Furthermore, fascists (however defined) are just smarter than they used to be. Far-right leaders in Europe these days sport sharp suits and college degrees; the Holocaust deniers, lunatics and skinheads haven’t gone away, of course, but by and large they’ve been relegated to the shadows. Incendiary rhetoric tends to be the exception rather than the rule; soothing bromides about preserving the British/French/Italian “way of life” sit cheek-by-jowl with the sort of motherhood-and-apple-pie inanities common to all political manifestoes. This smooth evolution has seen parties like the British BNP softpedal their historical antisemitism in favour of an aggressive anti-Islamic message; indeed, and with admirable chutzpah, they are currently courting London’s Jewish vote in the run-up to local and mayoral elections on Thursday. (They’re unlikely to get very far with such tactics; memories of Oswald Mosley’s Blackshirts and the Battle of Cable Street run deep.)
When the far right swaps the goosestep for the soft sell, many would argue, the need for vigilance is only redoubled; and I wouldn’t disagree.

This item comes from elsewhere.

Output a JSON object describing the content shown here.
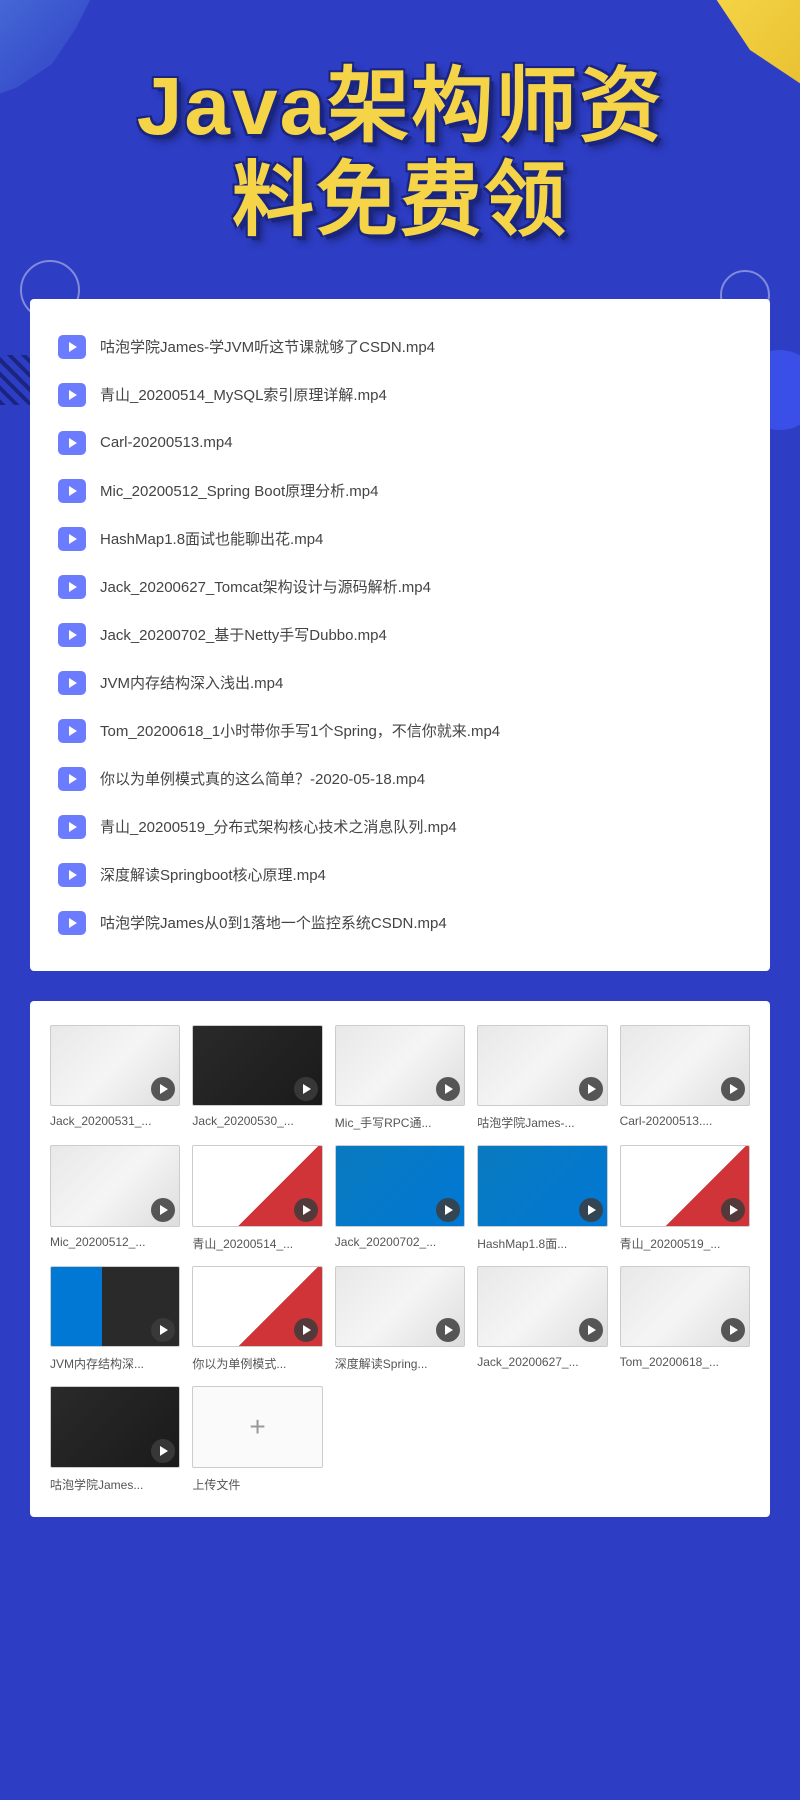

But the evidence tends to show that so-called electoral breakthroughs by “post-fascist” parties are usually one-off events, triggered by dissatisfaction with “politics as usual”, and rarely sustained. The situation varies from country to country, but so long as governments address their citizens’ concerns rather than merely paying lip service to them, there is unlikely to be a concerted shift in support towards these groups. Extremists in Europe are not so much resurgent as merely repackaged.